El pensador francés acertó a la hora de descubrir en el cristianismo una estética teológica. Su experiencia de misterio y de encuentro le hizo rechazar posturas filosóficamente acabadas – especulaciones artísticas de metafísica y de lógica–, y abrazar con sencillez y algo de sacrificio una vocación muy especial: la del intelectual con alma de artista. Y lo hizo en el preciso momento en el que el arte daba definitivamente la espalda a la belleza y en el que la intelectualidad se abalanzaba, arrastrado por una inercia secular, hacia el precipicio de las nadas y los marxismos.
¿Cómo pudo responder Peguy a este pesimismo que lo asediaba y de cuyos amargos tragos había llenado varios de sus años juveniles?
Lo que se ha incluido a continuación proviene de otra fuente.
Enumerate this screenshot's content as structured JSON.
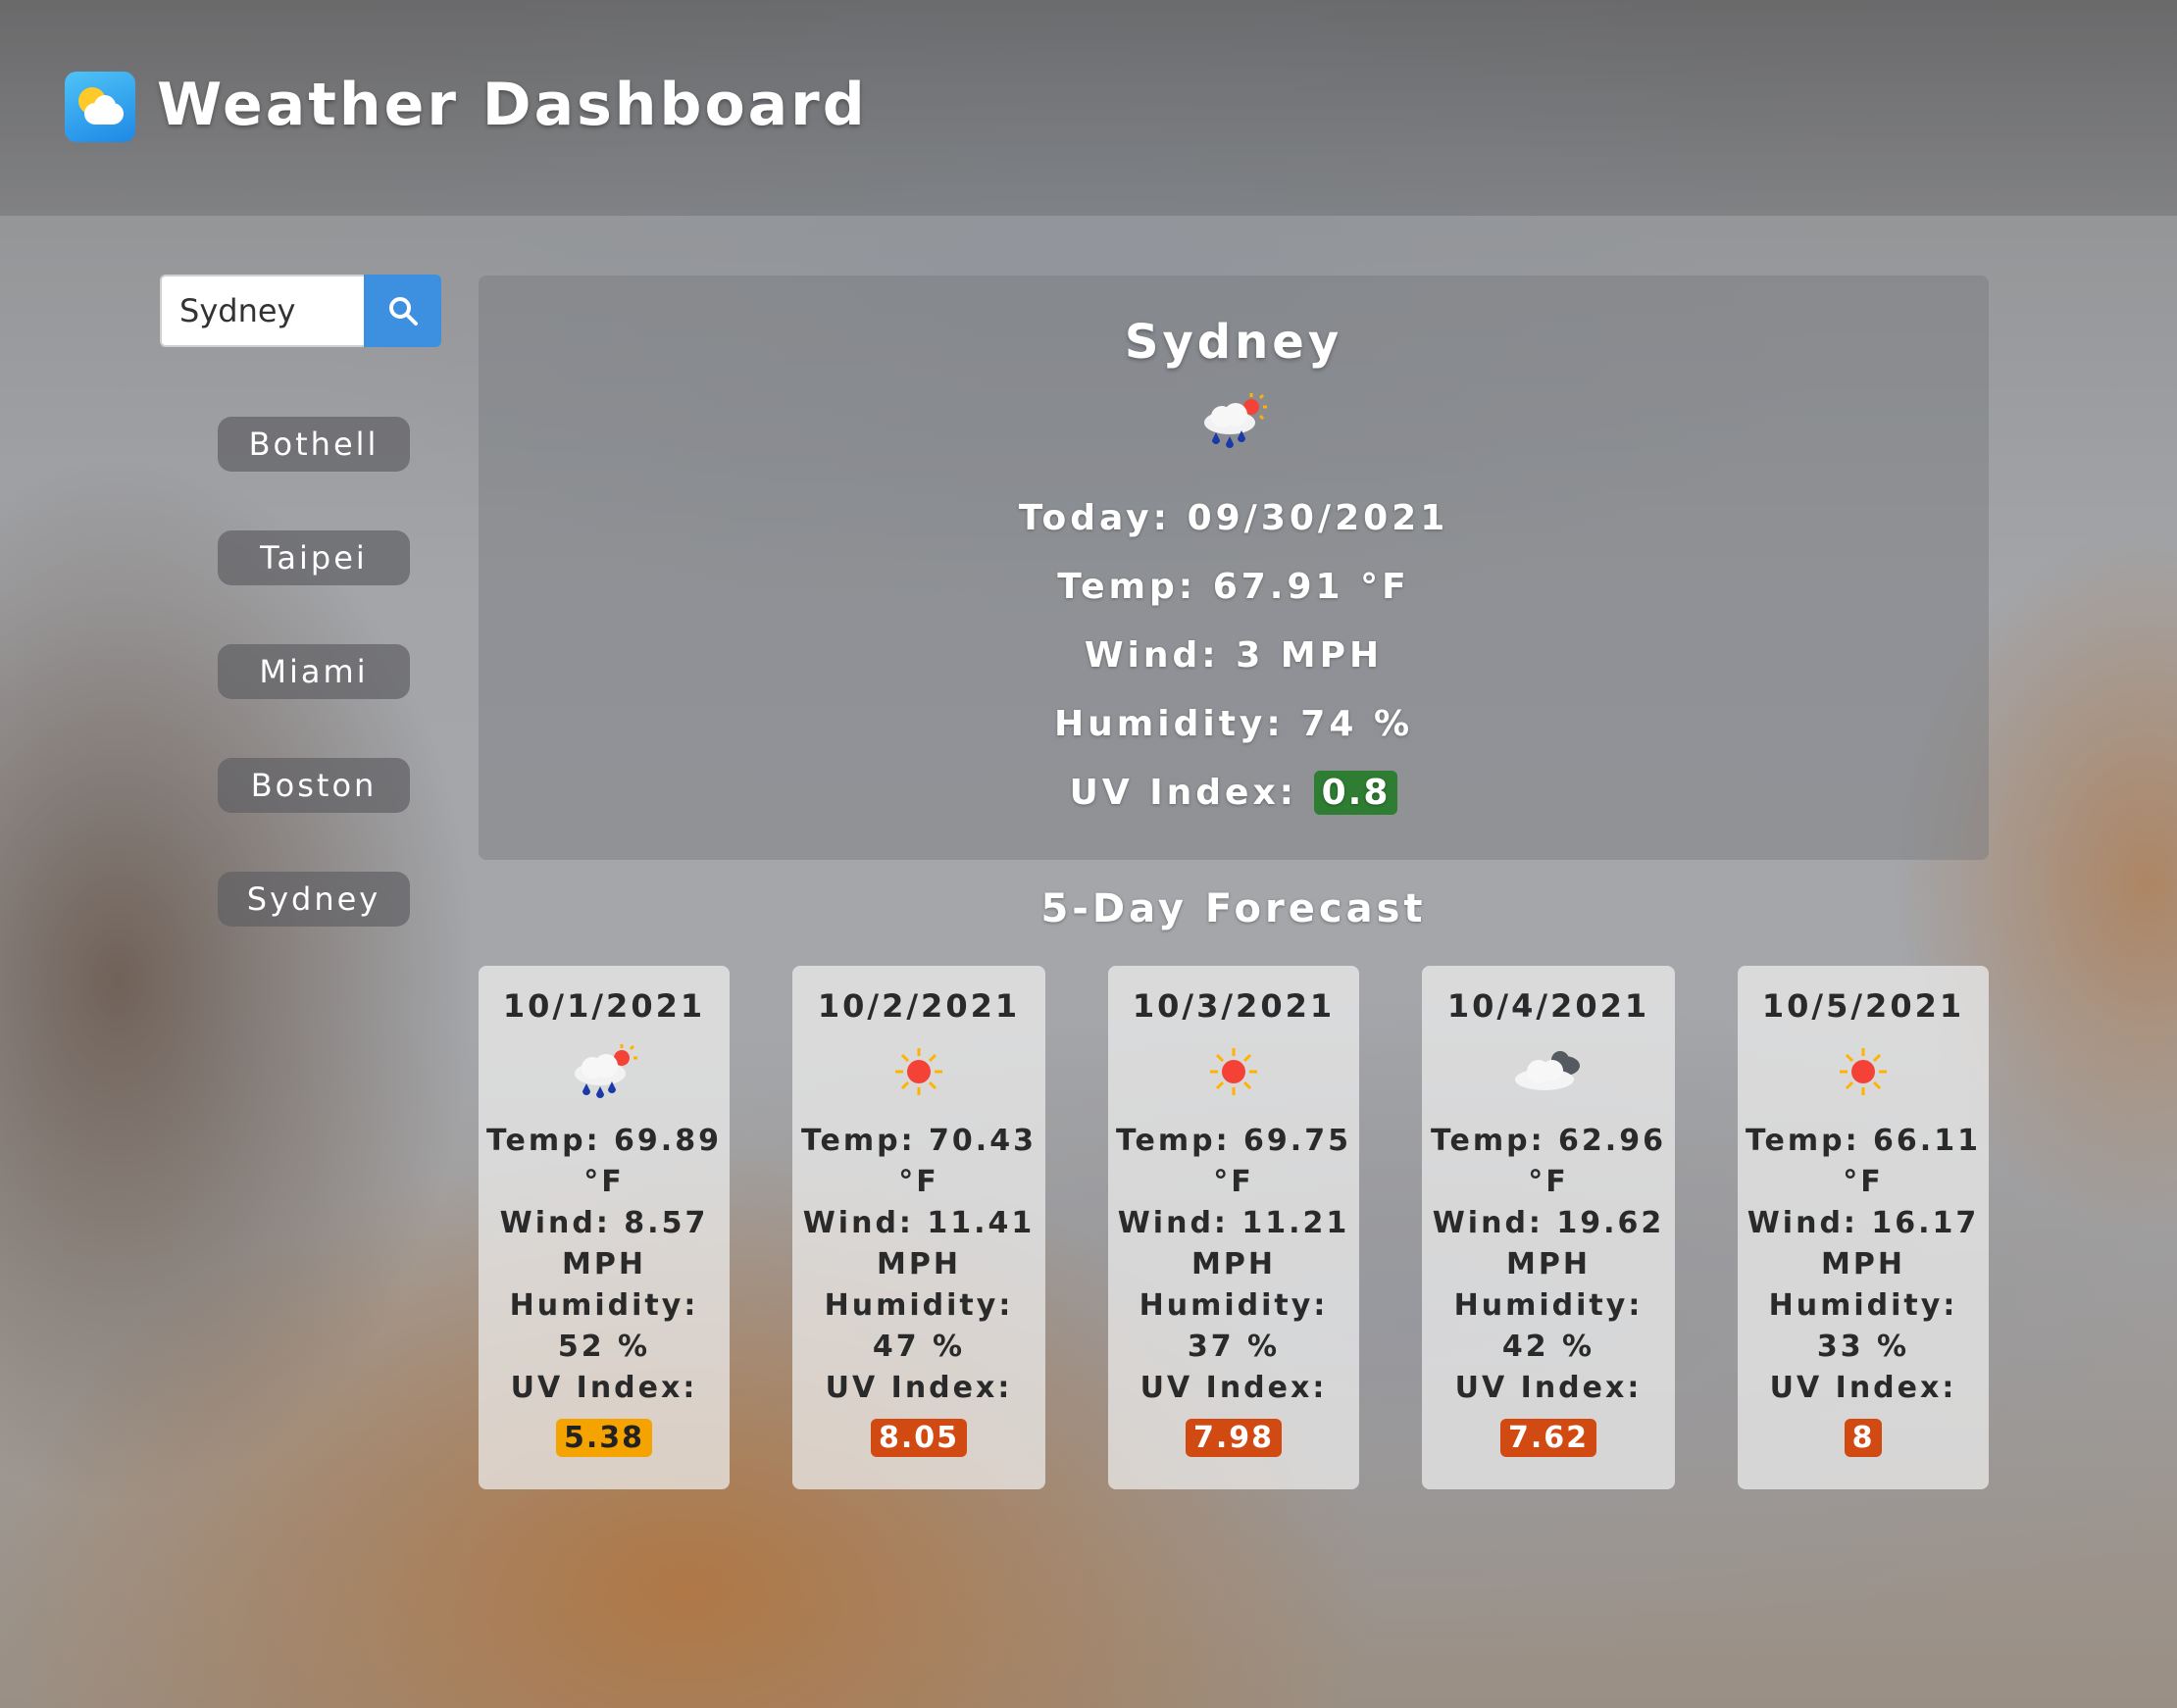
{
  "header": {
    "title": "Weather Dashboard",
    "icon": "partly-cloudy-app-icon"
  },
  "search": {
    "value": "Sydney",
    "placeholder": "",
    "button_icon": "search-icon"
  },
  "history": [
    "Bothell",
    "Taipei",
    "Miami",
    "Boston",
    "Sydney"
  ],
  "current": {
    "city": "Sydney",
    "icon": "rain-sun-icon",
    "date": "Today: 09/30/2021",
    "temp": "Temp: 67.91 °F",
    "wind": "Wind: 3 MPH",
    "humidity": "Humidity: 74 %",
    "uv_label": "UV Index:",
    "uv_value": "0.8",
    "uv_color": "#2e7d32"
  },
  "forecast_title": "5-Day Forecast",
  "forecast": [
    {
      "date": "10/1/2021",
      "icon": "rain-sun-icon",
      "temp": "Temp: 69.89",
      "temp_unit": "°F",
      "wind": "Wind: 8.57",
      "wind_unit": "MPH",
      "humidity_label": "Humidity:",
      "humidity": "52 %",
      "uv_label": "UV Index:",
      "uv": "5.38",
      "uv_color": "#f5a300",
      "uv_text_color": "#222222"
    },
    {
      "date": "10/2/2021",
      "icon": "sun-icon",
      "temp": "Temp: 70.43",
      "temp_unit": "°F",
      "wind": "Wind: 11.41",
      "wind_unit": "MPH",
      "humidity_label": "Humidity:",
      "humidity": "47 %",
      "uv_label": "UV Index:",
      "uv": "8.05",
      "uv_color": "#d04a12",
      "uv_text_color": "#ffffff"
    },
    {
      "date": "10/3/2021",
      "icon": "sun-icon",
      "temp": "Temp: 69.75",
      "temp_unit": "°F",
      "wind": "Wind: 11.21",
      "wind_unit": "MPH",
      "humidity_label": "Humidity:",
      "humidity": "37 %",
      "uv_label": "UV Index:",
      "uv": "7.98",
      "uv_color": "#d04a12",
      "uv_text_color": "#ffffff"
    },
    {
      "date": "10/4/2021",
      "icon": "cloud-icon",
      "temp": "Temp: 62.96",
      "temp_unit": "°F",
      "wind": "Wind: 19.62",
      "wind_unit": "MPH",
      "humidity_label": "Humidity:",
      "humidity": "42 %",
      "uv_label": "UV Index:",
      "uv": "7.62",
      "uv_color": "#d04a12",
      "uv_text_color": "#ffffff"
    },
    {
      "date": "10/5/2021",
      "icon": "sun-icon",
      "temp": "Temp: 66.11",
      "temp_unit": "°F",
      "wind": "Wind: 16.17",
      "wind_unit": "MPH",
      "humidity_label": "Humidity:",
      "humidity": "33 %",
      "uv_label": "UV Index:",
      "uv": "8",
      "uv_color": "#d04a12",
      "uv_text_color": "#ffffff"
    }
  ]
}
Muy sencillo: dejándose arrastrar de la mano de esa chicuela traviesa e irrefrenable que es la virtud teologal de la esperanza. Esa simpática moza inocente no nos conduce por los caminos de esperanzas terrenas, cuyo sustento es pasto de continuos abatimientos y caducidades. Nos sienta en el taburete de la creación, junto a Dios: «Y así depende de nosotros que la esperanza del mundo no defraude. Depende de nosotros (¡es ridículo!) que el Creador no fracase en su obra».
La esperanza nos empuja, nos hace seguir avanzando por la vida sin perder la fe en el encuentro con Dios, cumpliendo en nosotros su llamado a la belleza y al amor. Nos lleva al monte más elevado del lugar y nos invita a contemplar cómo todos nuestros pequeños sacrificios diarios –nuestra búsqueda de una vida buena y verdadera– tienen mucho sentido.
En las hermosas palabras de otra poetisa, Clara Janés, en una reciente entrevista al diario El País: “La belleza es lo que nos salva de este caos y movimientos apocalípticos”.